Excerpts from the decision:
A fee-shifting bylaw, like the one described in the first certified question, is facially valid. Neither the DGCL nor any other Delaware statute forbids the enactment of fee-shifting bylaws. A bylaw that allocates risk among parties in intracorporate litigation would also appear to satisfy the DGCL’s requirement that bylaws must “relat[e] to the business of the corporation, the conduct of its affairs, and its rights or powers or the rights or powers of its stockholders, directors, officers or employees.” The corporate charter could permit fee-shifting provisions, either explicitly or implicitly by silence. Moreover, no principle of common law prohibits directors from enacting fee-shifting bylaws.
The third certified question asks whether the bylaw is “rendered unenforceable as a matter of law if one or more Board members subjectively intended the adoption of the bylaw to deter legal challenges by members to other potential corporate action then under consideration.” Again, we are unable to respond fully. Legally permissible bylaws adopted for an improper purpose are unenforceable in equity. The intent to deter litigation, however, is not invariably an improper purpose. Fee-shifting provisions, by their nature, deter litigation. Because fee-shifting provisions are not per se invalid, an intent to deter litigation would not necessarily render the bylaw unenforceable in equity.
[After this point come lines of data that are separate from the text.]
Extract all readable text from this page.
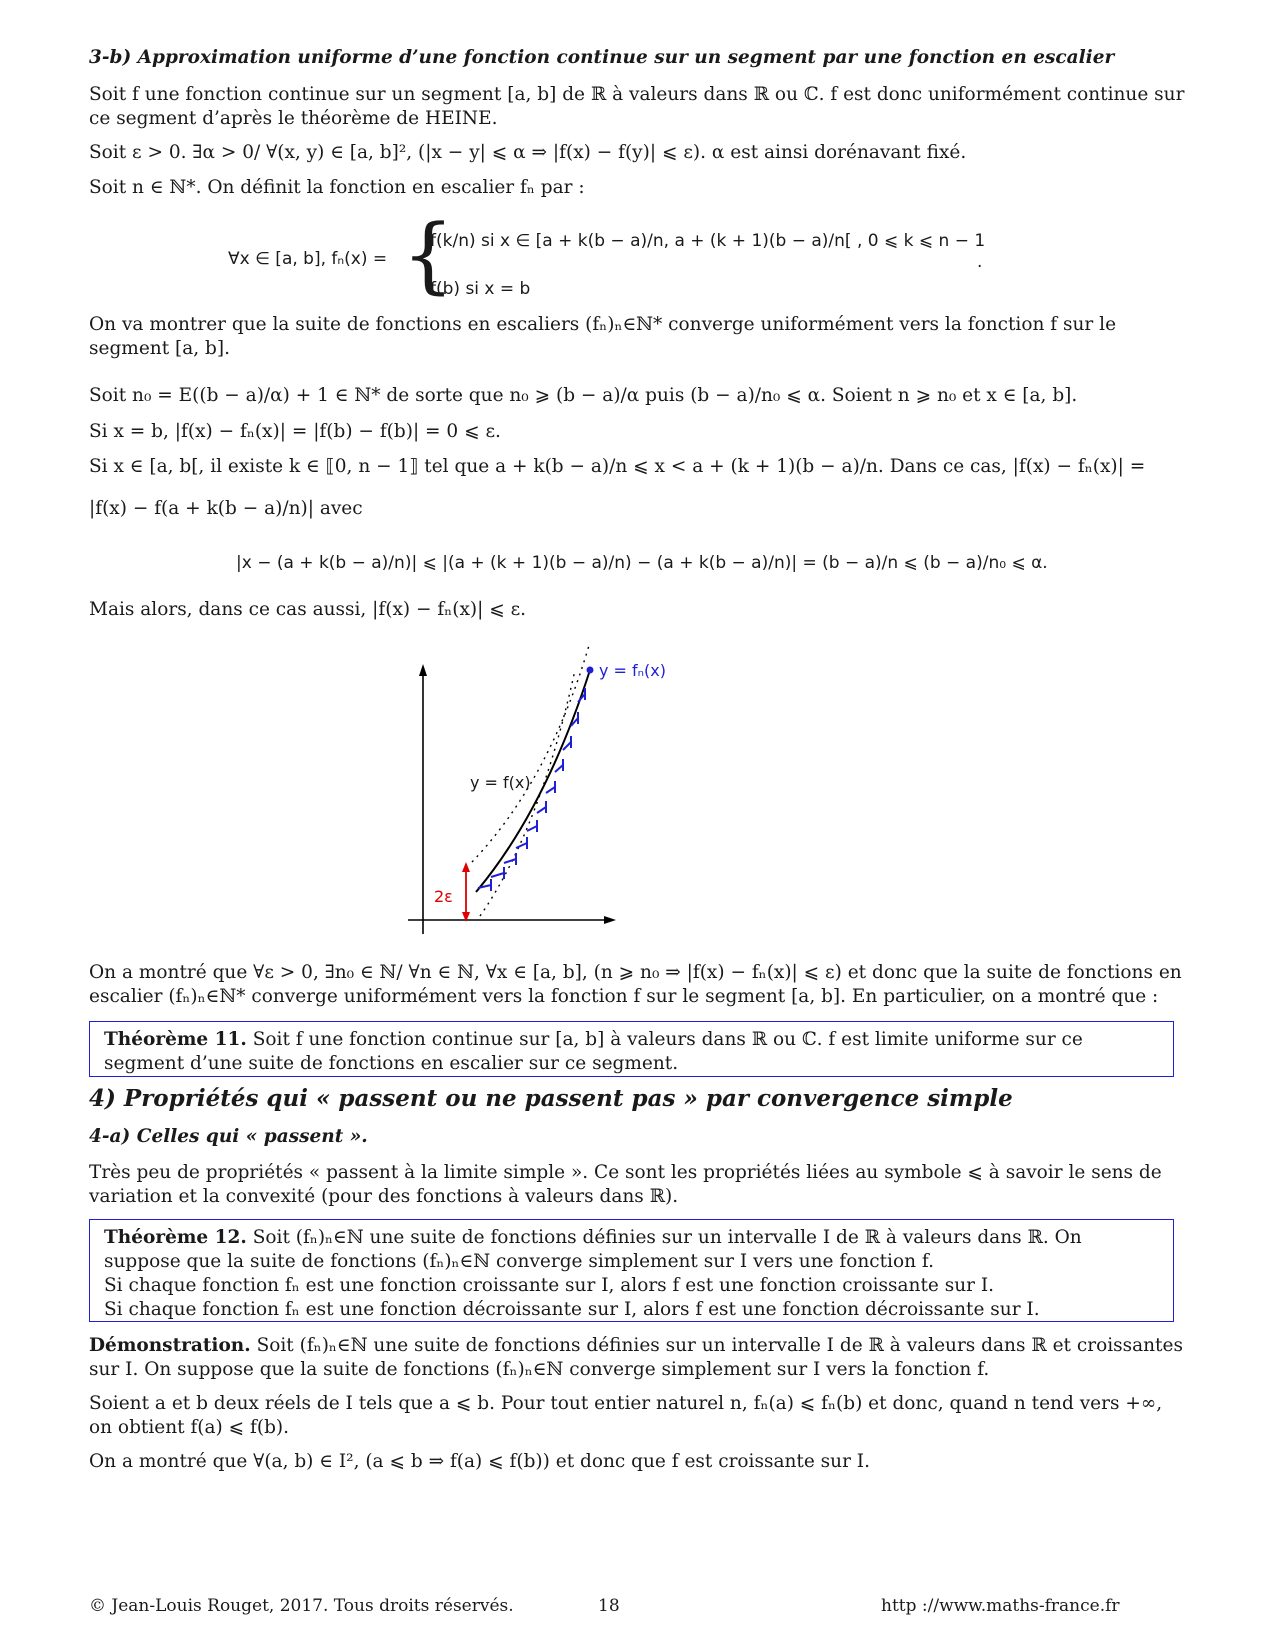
3-b) Approximation uniforme d’une fonction continue sur un segment par une fonction en escalier

Soit f une fonction continue sur un segment [a, b] de ℝ à valeurs dans ℝ ou ℂ. f est donc uniformément continue sur ce segment d’après le théorème de HEINE.

Soit ε > 0. ∃α > 0/ ∀(x, y) ∈ [a, b]², (|x − y| ⩽ α ⇒ |f(x) − f(y)| ⩽ ε). α est ainsi dorénavant fixé.

Soit n ∈ ℕ*. On définit la fonction en escalier fₙ par :

∀x ∈ [a, b], fₙ(x) = {
f(k/n) si x ∈ [a + k(b − a)/n, a + (k + 1)(b − a)/n[ , 0 ⩽ k ⩽ n − 1
f(b) si x = b
.

On va montrer que la suite de fonctions en escaliers (fₙ)ₙ∈ℕ* converge uniformément vers la fonction f sur le segment [a, b].

Soit n₀ = E((b − a)/α) + 1 ∈ ℕ* de sorte que n₀ ⩾ (b − a)/α puis (b − a)/n₀ ⩽ α. Soient n ⩾ n₀ et x ∈ [a, b].

Si x = b, |f(x) − fₙ(x)| = |f(b) − f(b)| = 0 ⩽ ε.

Si x ∈ [a, b[, il existe k ∈ ⟦0, n − 1⟧ tel que a + k(b − a)/n ⩽ x < a + (k + 1)(b − a)/n. Dans ce cas, |f(x) − fₙ(x)| =

|f(x) − f(a + k(b − a)/n)| avec

|x − (a + k(b − a)/n)| ⩽ |(a + (k + 1)(b − a)/n) − (a + k(b − a)/n)| = (b − a)/n ⩽ (b − a)/n₀ ⩽ α.

Mais alors, dans ce cas aussi, |f(x) − fₙ(x)| ⩽ ε.

2ε
y = f(x)
y = fₙ(x)

On a montré que ∀ε > 0, ∃n₀ ∈ ℕ/ ∀n ∈ ℕ, ∀x ∈ [a, b], (n ⩾ n₀ ⇒ |f(x) − fₙ(x)| ⩽ ε) et donc que la suite de fonctions en escalier (fₙ)ₙ∈ℕ* converge uniformément vers la fonction f sur le segment [a, b]. En particulier, on a montré que :

Théorème 11. Soit f une fonction continue sur [a, b] à valeurs dans ℝ ou ℂ. f est limite uniforme sur ce segment d’une suite de fonctions en escalier sur ce segment.

4) Propriétés qui « passent ou ne passent pas » par convergence simple

4-a) Celles qui « passent ».

Très peu de propriétés « passent à la limite simple ». Ce sont les propriétés liées au symbole ⩽ à savoir le sens de variation et la convexité (pour des fonctions à valeurs dans ℝ).

Théorème 12. Soit (fₙ)ₙ∈ℕ une suite de fonctions définies sur un intervalle I de ℝ à valeurs dans ℝ. On suppose que la suite de fonctions (fₙ)ₙ∈ℕ converge simplement sur I vers une fonction f.

Si chaque fonction fₙ est une fonction croissante sur I, alors f est une fonction croissante sur I.

Si chaque fonction fₙ est une fonction décroissante sur I, alors f est une fonction décroissante sur I.

Démonstration. Soit (fₙ)ₙ∈ℕ une suite de fonctions définies sur un intervalle I de ℝ à valeurs dans ℝ et croissantes sur I. On suppose que la suite de fonctions (fₙ)ₙ∈ℕ converge simplement sur I vers la fonction f.

Soient a et b deux réels de I tels que a ⩽ b. Pour tout entier naturel n, fₙ(a) ⩽ fₙ(b) et donc, quand n tend vers +∞, on obtient f(a) ⩽ f(b).

On a montré que ∀(a, b) ∈ I², (a ⩽ b ⇒ f(a) ⩽ f(b)) et donc que f est croissante sur I.

© Jean-Louis Rouget, 2017. Tous droits réservés.	18	http ://www.maths-france.fr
The fourth certified question asks whether a fee-shifting bylaw provision is enforceable against members who joined the corporation before the provision’s enactment and who agreed to be bound by rules “that may be adopted and/or amended from time to time” by the board. Assuming the provision is otherwise valid and enforceable, as a statutory matter the answer is yes. The DGCL permits a corporation to, “in its certificate of incorporation, confer the power to adopt, amend or repeal bylaws upon the directors.” If directors are so authorized, “stockholders will be bound by bylaws adopted unilaterally by their boards.